Renaître après l’horreur : Gisèle Pélicot se confie sur son nouveau départ et sa rencontre “merveilleuse”

Renaître après l’horreur : Gisèle Pélicot se confie sur son nouveau départ et sa rencontre “merveilleuse”
Il y a des histoires qui marquent l’histoire, et celle de Gisèle Pélicot en fait indéniablement partie. Symbole de résilience et de courage face à l’indicible, elle a choisi de ne pas se laisser définir par la tragédie. Le 15 février 2026, invitée sur le plateau de 20h30 Le Dimanche sur France 2, elle est apparue apaisée, presque lumineuse, pour évoquer la sortie de son livre Et la joie de vivre (Flammarion). Un titre qui, de prime abord, pourrait surprendre au vu du calvaire qu’elle a traversé. Pourtant, en l’écoutant, on comprend que ce n’est pas de l’oubli dont il est question, mais d’une reconstruction profonde et sincère. À 73 ans, Gisèle Pélicot prouve que la vie peut reprendre ses droits, même après les nuits les plus longues. Elle n’a pas seulement survécu ; elle a choisi de revivre, et son témoignage est un puissant message d’espoir pour toutes les victimes de violences.
Ce qui frappe dans ses propos, c’est cette absence de haine. “Je ne suis ni dans la haine, ni dans la colère”, a-t-elle confié. Un mantra qui force le respect, mais qui ne signifie pas pour autant l’oubli. “On ne peut pas oublier. J’essaie de cicatriser”, a-t-elle nuancé, rappelant que le chemin est long et semé d’embuches. Son refus de céder à l’amertume est une leçon de vie, une démonstration que la force intérieure peut triompher des pires traumatismes. C’est dans cet état d’esprit qu’elle aborde aujourd’hui un nouveau chapitre de son existence, un chapitre où l’amour a refait surface de manière inattendue.
Un amour inattendu : “On est comme deux adolescents”

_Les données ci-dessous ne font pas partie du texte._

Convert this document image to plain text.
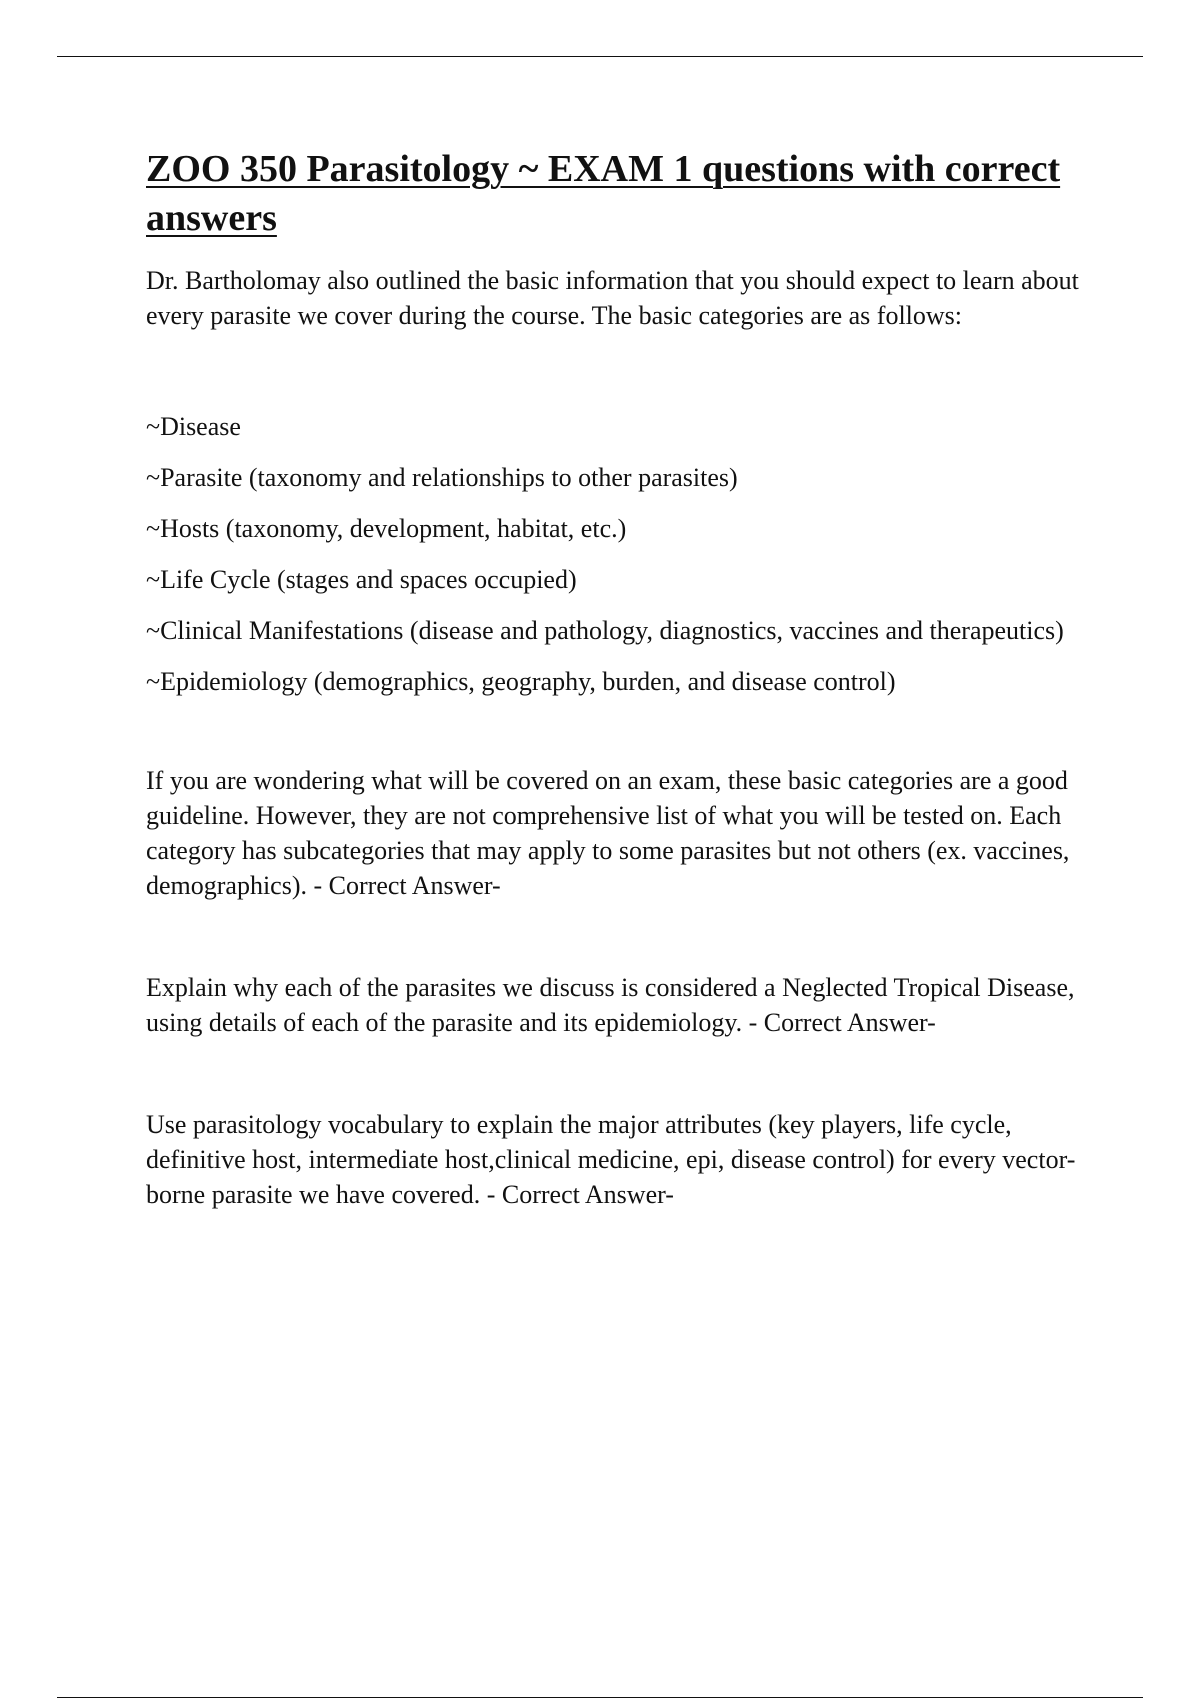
ZOO 350 Parasitology ~ EXAM 1 questions with correct answers

Dr. Bartholomay also outlined the basic information that you should expect to learn about every parasite we cover during the course. The basic categories are as follows:

~Disease
~Parasite (taxonomy and relationships to other parasites)
~Hosts (taxonomy, development, habitat, etc.)
~Life Cycle (stages and spaces occupied)
~Clinical Manifestations (disease and pathology, diagnostics, vaccines and therapeutics)
~Epidemiology (demographics, geography, burden, and disease control)

If you are wondering what will be covered on an exam, these basic categories are a good guideline. However, they are not comprehensive list of what you will be tested on. Each category has subcategories that may apply to some parasites but not others (ex. vaccines, demographics). - Correct Answer-

Explain why each of the parasites we discuss is considered a Neglected Tropical Disease, using details of each of the parasite and its epidemiology. - Correct Answer-

Use parasitology vocabulary to explain the major attributes (key players, life cycle, definitive host, intermediate host,clinical medicine, epi, disease control) for every vector-borne parasite we have covered. - Correct Answer-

L’une des révélations les plus touchantes de cette interview concerne sa situation amoureuse actuelle. Alors que Laurent Delahousse l’interrogeait sur sa capacité à croire encore en l’amour après ce qu’elle a vécu, sa réponse a été d’une sincérité désarmante. “Je n’ai jamais renoncé, j’ai eu la chance de rencontrer quelqu’un de merveilleux qui lui aussi a traversé des épreuves dans sa vie”, a-t-elle déclaré. Cette phrase, simple et puissante, montre que la vulnérabilité et la confiance peuvent renaître. Elle décrit cette nouvelle relation avec une fraîcheur désarmante : “On est comme deux adolescents aujourd’hui. Je trouve que c’est magnifique de continuer d’aimer.”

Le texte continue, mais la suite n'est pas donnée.